The founder and co-CEO of Space Perspective, Jane Poynter, announced at Web Summit 2020 that the company had secured $7m in seed funding for the development and early flights of its experimental Spaceship Neptune craft.
The start-up aims to use a series of space balloons – attached with a pressurised capsule – to fly equipment and tourists to the edge of space on a six hour flight. The company’s first test flight of its Neptune 1 craft is expected towards the end of Q1 2021 from NASA’s Kennedy Space Center Shuttle Landing Facility. While the first test will consist of an uncrewed, unpressurised capsule, Space Perspective hopes to begin crewed operations by 2024.
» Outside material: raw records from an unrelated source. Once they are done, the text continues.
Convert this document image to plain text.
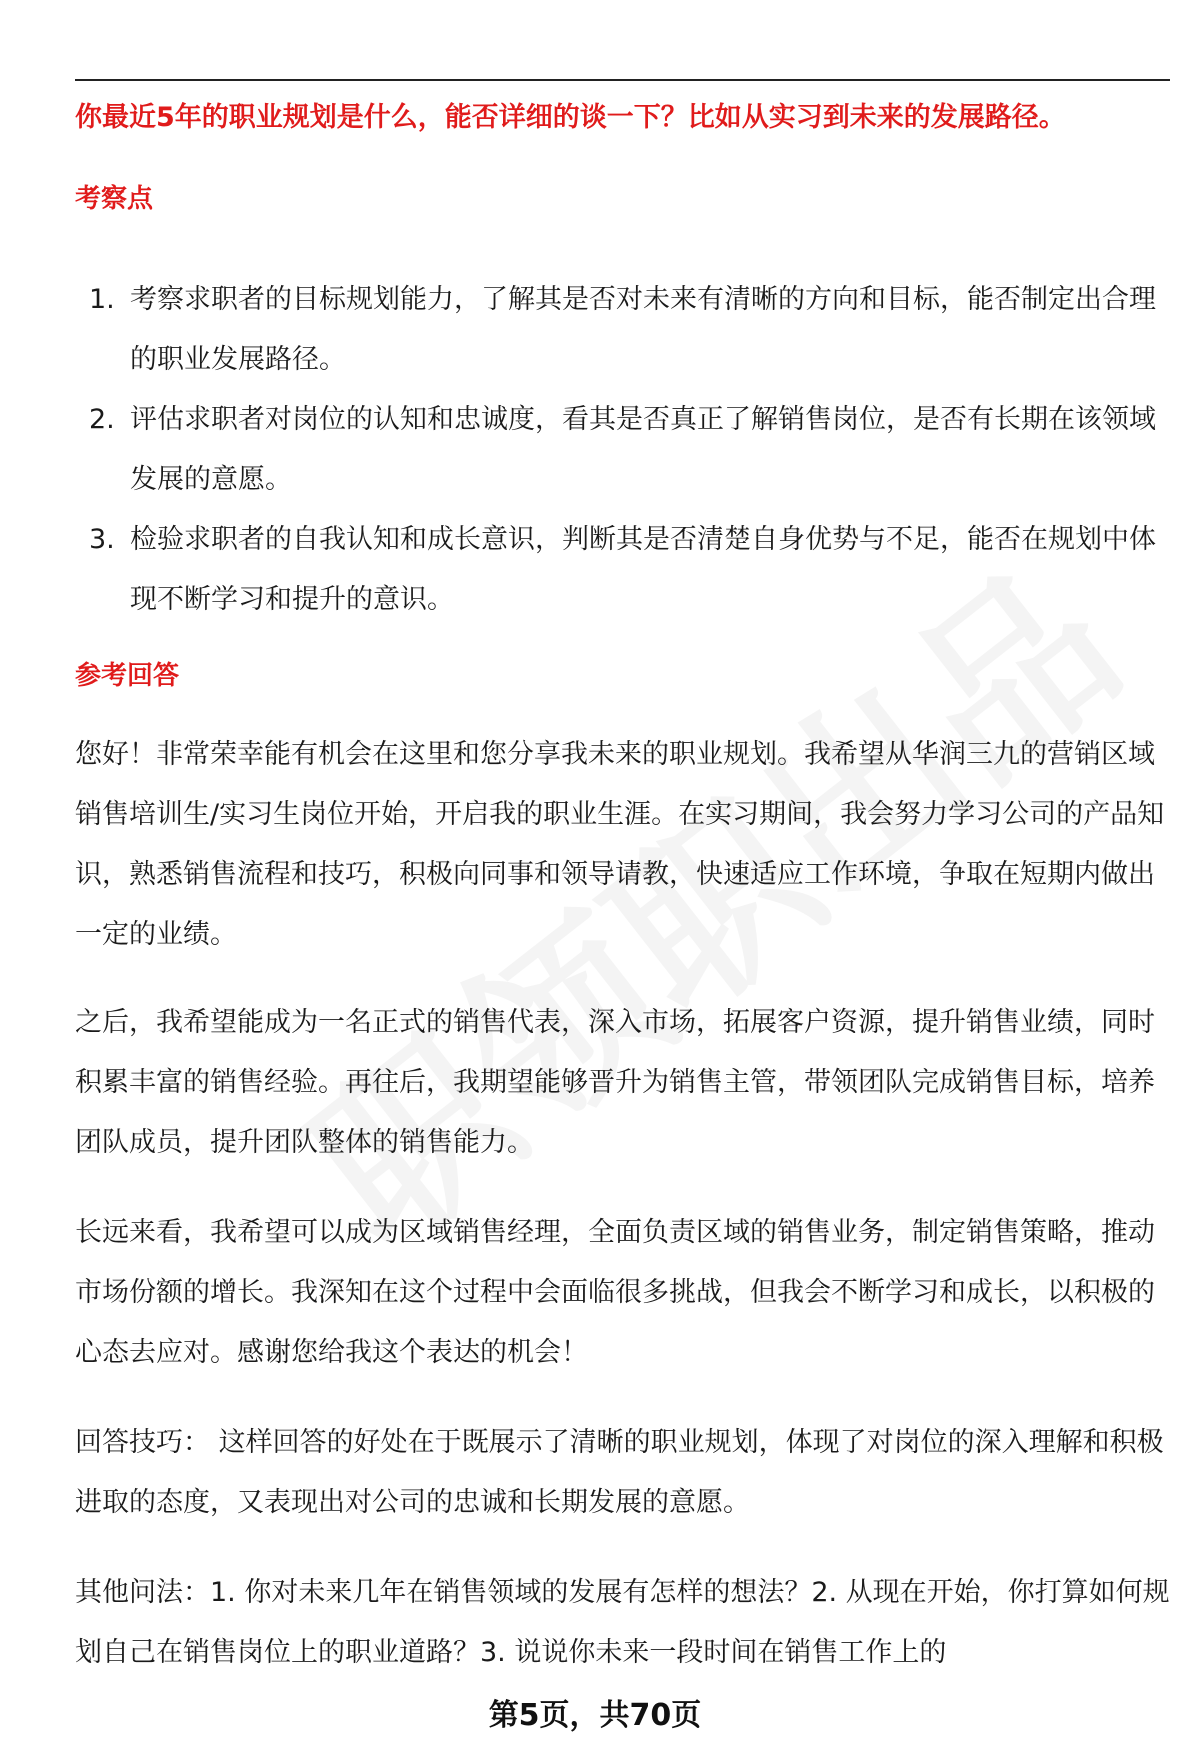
你最近5年的职业规划是什么，能否详细的谈一下？比如从实习到未来的发展路径。

考察点
1. 考察求职者的目标规划能力，了解其是否对未来有清晰的方向和目标，能否制定出合理的职业发展路径。
2. 评估求职者对岗位的认知和忠诚度，看其是否真正了解销售岗位，是否有长期在该领域发展的意愿。
3. 检验求职者的自我认知和成长意识，判断其是否清楚自身优势与不足，能否在规划中体现不断学习和提升的意识。
参考回答

您好！非常荣幸能有机会在这里和您分享我未来的职业规划。我希望从华润三九的营销区域销售培训生/实习生岗位开始，开启我的职业生涯。在实习期间，我会努力学习公司的产品知识，熟悉销售流程和技巧，积极向同事和领导请教，快速适应工作环境，争取在短期内做出一定的业绩。

之后，我希望能成为一名正式的销售代表，深入市场，拓展客户资源，提升销售业绩，同时积累丰富的销售经验。再往后，我期望能够晋升为销售主管，带领团队完成销售目标，培养团队成员，提升团队整体的销售能力。

长远来看，我希望可以成为区域销售经理，全面负责区域的销售业务，制定销售策略，推动市场份额的增长。我深知在这个过程中会面临很多挑战，但我会不断学习和成长，以积极的心态去应对。感谢您给我这个表达的机会！

回答技巧： 这样回答的好处在于既展示了清晰的职业规划，体现了对岗位的深入理解和积极进取的态度，又表现出对公司的忠诚和长期发展的意愿。

其他问法：1. 你对未来几年在销售领域的发展有怎样的想法？2. 从现在开始，你打算如何规划自己在销售岗位上的职业道路？3. 说说你未来一段时间在销售工作上的

第5页，共70页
Anton Brevde, a partner of the investment firm Prime Mover Lab that led the funding round, said: “It’s clear that there is massive consumer demand to explore this final frontier and we believe seeing Earth from the edge of space will have a profound impact on those who experience it.
“What attracted us to Jane and Taber [McCallum’s] vision and approach was the safety, accessibility, and tranquillity of the Space Perspective experience.”
Hydrogen train completes milestone tests in Austria
Alstom’s Coradia iLint, the world’s first hydrogen fuel cell train, has just completed three months of test operation on the regional lines of ÖBB (Austrian Federal Railways). This comes just after it received official approval from the highest railway authority in the country, the Austrian Federal Ministry for Climate Protection, Environment, Energy, Mobility, Innovation and Technology.
This makes Austria the second country in Europe to approve the use of the Coradia iLint train. During testing, the train was put on four demanding routes in southern Lower Austria, Vienna and eastern Styria.
Commenting on the trials, senior vice-president of Alstom Europe, Gian Luca Erbacci, said: “We are immensely proud to confirm that the Coradia iLint has proven that it is suitable for all service routes – even on steep sections its performance is convincing.”
3D-printed magnets boost electric motor efficiency
Researchers at the VTT Technical Research Centre in Finland are leading a European consortium called 3Dremag which is developing a new material suitable for 3D printing of permanent magnets, which can be utilised in electric and hybrid vehicle motors.
The long-term aim is to develop a fully 3D printable electric motor, one that would be approximately 30pc lighter than today’s motors. While permanent magnets are found in more than 90pc of electric vehicle motors, their production is limited to simple shapes.
By creating more intricate 3D shapes, the researchers said, they could be optimised to boost resource efficiency and reduce the use of neodymium, a rare raw material, in production.
“In the long run, our goal is to construct a fully 3D printable electric motor that would be approximately 30pc lighter than today’s motors,” said Joni Reijonen, a research scientist and project manager at VTT. “Achieving this goal requires multidisciplinary co-operation and combining different technologies.”
VR consumer content revenue to exceed $7bn by 2025
The market for virtual reality (VR) content will be worth more than $7bn by 2025, according to Juniper Research, marking a 160pc increase on the $3bn it generated this year. The primary driver for consumer content in this space will be console gamers, which will account for 41pc of revenue generated in 2025.
Analysts expect that the demand for VR content accessed over smartphones will stall following the exit of Google and Samsung last year, with only 1.2m adapted headsets to be in use by 2025. However, while VR on the major gaming consoles is expected to drive much of this future revenue, it could fail to reach the mainstream.
“The price of entry remains an obstacle to many potential VR users and developers,” said research co-author James Moar. “We expect standalone VR to grow more rapidly, as the middle-ground of affordable quality, but platform providers need to develop ways for content to be more effectively monetised, in order to attract developers.”